ECLI:NL:GHSHE:2024:640

Gerechtshof 's-Hertogenbosch

Datum uitspraak
29 februari 2024
Publicatiedatum
29 februari 2024
Zaaknummer
200.330.395_01
Instantie
Gerechtshof 's-Hertogenbosch
Type
Uitspraak
Rechtsgebied
Civiel recht; Personen- en familierecht
Procedures
  • Hoger beroep
Vindplaatsen
  • Rechtspraak.nl
AI samenvatting door LexboostAutomatisch gegenereerd

Vernietiging van de beschikking inzake partneralimentatie en afwijzing van het verzoek tot vaststelling van een bijdrage in levensonderhoud

In deze zaak heeft het Gerechtshof 's-Hertogenbosch op 29 februari 2024 uitspraak gedaan in hoger beroep inzake een verzoek tot partneralimentatie. De man, verzoeker in hoger beroep, had in eerste aanleg geen verweer gevoerd tegen de beschikking van de rechtbank Zeeland-West-Brabant, waarin de vrouw was toegewezen in haar verzoek om een bijdrage in haar levensonderhoud van € 1.032,-- per maand, ingaande op 18 januari 2023. De man is op 2 augustus 2023 in hoger beroep gekomen van deze beschikking. Tijdens de mondelinge behandeling op 11 januari 2024 is de vrouw niet verschenen, maar haar advocaat was wel aanwezig.

Het hof heeft de feiten vastgesteld op basis van de eerdere beschikking en heeft de herstelfunctie van het hoger beroep toegepast. Het hof oordeelde dat de ingangsdatum van de alimentatie niet eerder kan zijn dan de datum van inschrijving van de echtscheidingsbeschikking, zijnde 3 maart 2023. Het hof heeft de behoefte van de vrouw vastgesteld op 60% van het gezamenlijk netto gezinsinkomen aan het einde van het huwelijk, en heeft de draagkracht van de man in het midden gelaten. Het hof concludeerde dat de behoeftigheid van de vrouw onvoldoende was aangetoond, waardoor het verzoek om alimentatie werd afgewezen. De proceskosten in hoger beroep werden gecompenseerd, aangezien partijen gewezen echtgenoten zijn.

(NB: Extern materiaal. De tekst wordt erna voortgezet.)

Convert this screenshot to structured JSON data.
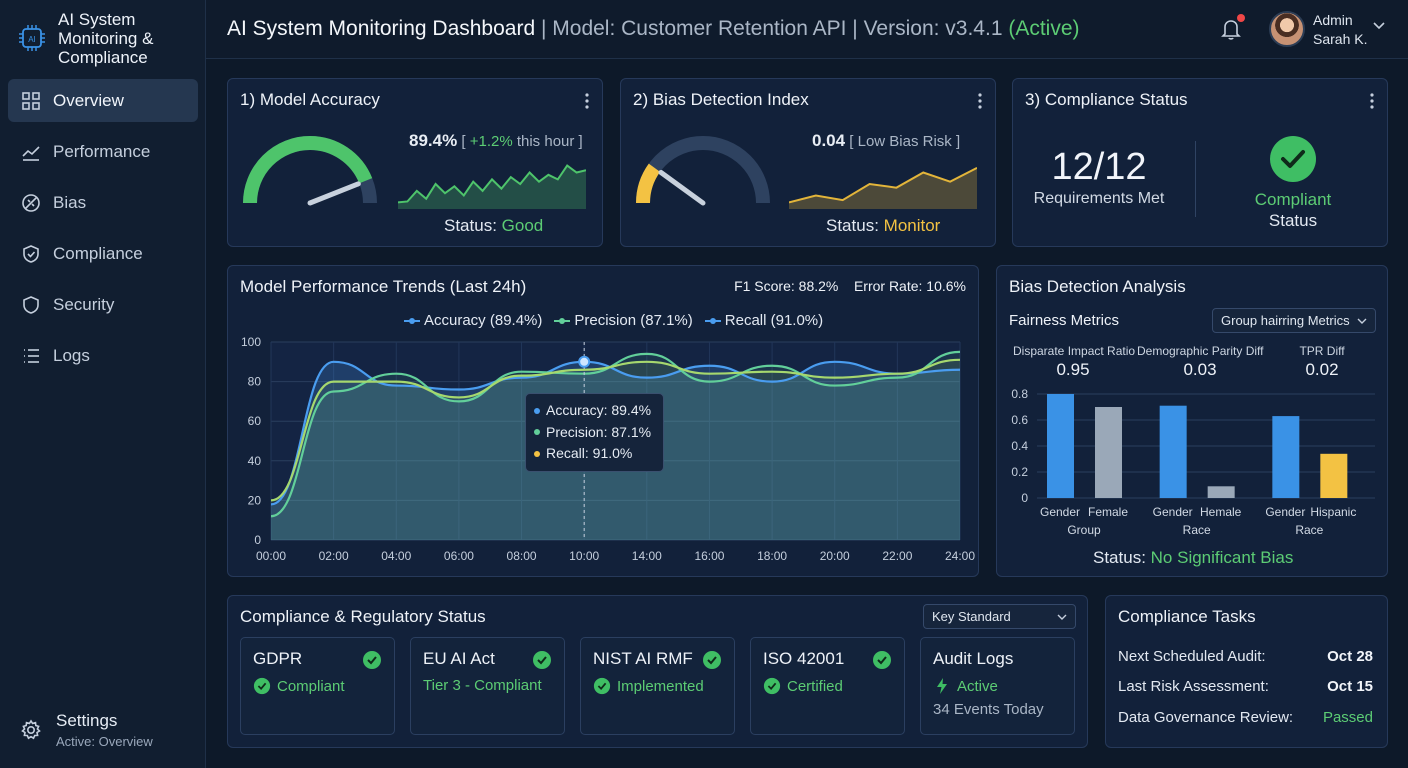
{
  "brand": {
    "title": "AI System Monitoring & Compliance"
  },
  "sidebar": {
    "items": [
      {
        "label": "Overview",
        "icon": "grid-icon",
        "active": true
      },
      {
        "label": "Performance",
        "icon": "trend-icon"
      },
      {
        "label": "Bias",
        "icon": "scale-icon"
      },
      {
        "label": "Compliance",
        "icon": "shield-check-icon"
      },
      {
        "label": "Security",
        "icon": "shield-icon"
      },
      {
        "label": "Logs",
        "icon": "list-icon"
      }
    ],
    "settings_label": "Settings",
    "settings_sub": "Active: Overview"
  },
  "header": {
    "title": "AI System Monitoring Dashboard",
    "model": "Model: Customer Retention API",
    "version": "Version: v3.4.1",
    "state": "(Active)",
    "user_role": "Admin",
    "user_name": "Sarah K."
  },
  "accuracy_card": {
    "title": "1) Model Accuracy",
    "value": "89.4%",
    "delta": "+1.2%",
    "delta_suffix": "this hour",
    "status_label": "Status:",
    "status": "Good",
    "gauge_fraction": 0.88
  },
  "bias_card": {
    "title": "2) Bias Detection Index",
    "value": "0.04",
    "note": "Low Bias Risk",
    "status_label": "Status:",
    "status": "Monitor",
    "gauge_fraction": 0.2
  },
  "compliance_card": {
    "title": "3) Compliance Status",
    "requirements": "12/12",
    "requirements_label": "Requirements Met",
    "status": "Compliant",
    "status_label": "Status"
  },
  "trends": {
    "title": "Model Performance Trends (Last 24h)",
    "f1_label": "F1 Score:",
    "f1_value": "88.2%",
    "err_label": "Error Rate:",
    "err_value": "10.6%",
    "tooltip": {
      "accuracy": "Accuracy: 89.4%",
      "precision": "Precision: 87.1%",
      "recall": "Recall: 91.0%"
    }
  },
  "chart_data": [
    {
      "type": "line",
      "title": "Model Performance Trends (Last 24h)",
      "x": [
        "00:00",
        "02:00",
        "04:00",
        "06:00",
        "08:00",
        "10:00",
        "14:00",
        "16:00",
        "18:00",
        "20:00",
        "22:00",
        "24:00"
      ],
      "ylim": [
        0,
        100
      ],
      "yticks": [
        "0",
        "20",
        "40",
        "60",
        "80",
        "100"
      ],
      "series": [
        {
          "name": "Accuracy (89.4%)",
          "color": "#4a9df0",
          "values": [
            18,
            90,
            78,
            76,
            82,
            90,
            82,
            88,
            80,
            90,
            84,
            86
          ]
        },
        {
          "name": "Precision (87.1%)",
          "color": "#62cf9a",
          "values": [
            12,
            75,
            84,
            70,
            85,
            84,
            94,
            80,
            88,
            78,
            82,
            95
          ]
        },
        {
          "name": "Recall (91.0%)",
          "color": "#a6d86e",
          "values": [
            20,
            80,
            80,
            72,
            83,
            86,
            90,
            84,
            85,
            82,
            84,
            91
          ]
        }
      ],
      "highlight_x": "10:00",
      "grid": true
    },
    {
      "type": "bar",
      "title": "Fairness Metrics",
      "ylim": [
        0,
        0.8
      ],
      "yticks": [
        "0",
        "0.2",
        "0.4",
        "0.6",
        "0.8"
      ],
      "groups": [
        {
          "labels": [
            "Gender",
            "Female"
          ],
          "group_label": "Group",
          "values": [
            0.8,
            0.7
          ],
          "colors": [
            "#3a92e6",
            "#9aa8b8"
          ]
        },
        {
          "labels": [
            "Gender",
            "Hemale"
          ],
          "group_label": "Race",
          "values": [
            0.71,
            0.09
          ],
          "colors": [
            "#3a92e6",
            "#9aa8b8"
          ]
        },
        {
          "labels": [
            "Gender",
            "Hispanic"
          ],
          "group_label": "Race",
          "values": [
            0.63,
            0.34
          ],
          "colors": [
            "#3a92e6",
            "#f3c243"
          ]
        }
      ]
    }
  ],
  "spark_accuracy": [
    0.1,
    0.12,
    0.35,
    0.18,
    0.5,
    0.3,
    0.45,
    0.25,
    0.55,
    0.35,
    0.6,
    0.4,
    0.65,
    0.5,
    0.75,
    0.55,
    0.7,
    0.6,
    0.9,
    0.75,
    0.8
  ],
  "spark_bias": [
    0.1,
    0.25,
    0.15,
    0.5,
    0.42,
    0.75,
    0.55,
    0.85
  ],
  "bias_analysis": {
    "title": "Bias Detection Analysis",
    "subtitle": "Fairness Metrics",
    "select": "Group hairring Metrics",
    "metrics": [
      {
        "label": "Disparate Impact Ratio",
        "value": "0.95"
      },
      {
        "label": "Demographic Parity Diff",
        "value": "0.03"
      },
      {
        "label": "TPR Diff",
        "value": "0.02"
      }
    ],
    "status_label": "Status:",
    "status": "No Significant Bias"
  },
  "regulatory": {
    "title": "Compliance & Regulatory Status",
    "select": "Key Standard",
    "items": [
      {
        "name": "GDPR",
        "status": "Compliant"
      },
      {
        "name": "EU AI Act",
        "status": "Tier 3 - Compliant"
      },
      {
        "name": "NIST AI RMF",
        "status": "Implemented"
      },
      {
        "name": "ISO 42001",
        "status": "Certified"
      }
    ],
    "audit": {
      "name": "Audit Logs",
      "status": "Active",
      "events": "34 Events Today"
    }
  },
  "tasks": {
    "title": "Compliance Tasks",
    "items": [
      {
        "label": "Next Scheduled Audit:",
        "value": "Oct 28"
      },
      {
        "label": "Last Risk Assessment:",
        "value": "Oct 15"
      },
      {
        "label": "Data Governance Review:",
        "value": "Passed"
      }
    ]
  }
}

De beslissing van het hof vernietigt de eerdere beschikking van de rechtbank en wijst het verzoek van de vrouw tot vaststelling van een bijdrage in haar levensonderhoud af. De kosten van het geding in hoger beroep worden gecompenseerd, waarbij elke partij de eigen kosten draagt.

Uitspraak

GERECHTSHOF ’s-HERTOGENBOSCH
Team familie- en jeugdrecht
zaaknummer : 200.330.395/01
zaaknummer rechtbank : C/02/407473 FA RK 23-1260
beschikking van 29 februari 2024
inzake
[de man],
wonende te [woonplaats] ,
verzoeker in hoger beroep,
hierna te noemen: de man,
advocaat mr. M.J.E.M. Edelmann,
tegen
[de vrouw],
wonende te [woonplaats] ,
verweerster in hoger beroep,
hierna te noemen: de vrouw,
advocaat mr. N.J.R.M. Elings.

1.Het verloop van het geding in eerste aanleg

Het hof verwijst voor het verloop van het geding in eerste aanleg naar de beschikking van de rechtbank Zeeland-West-Brabant, zittingsplaats Breda, van 26 mei 2023, uitgesproken onder voormeld zaaknummer.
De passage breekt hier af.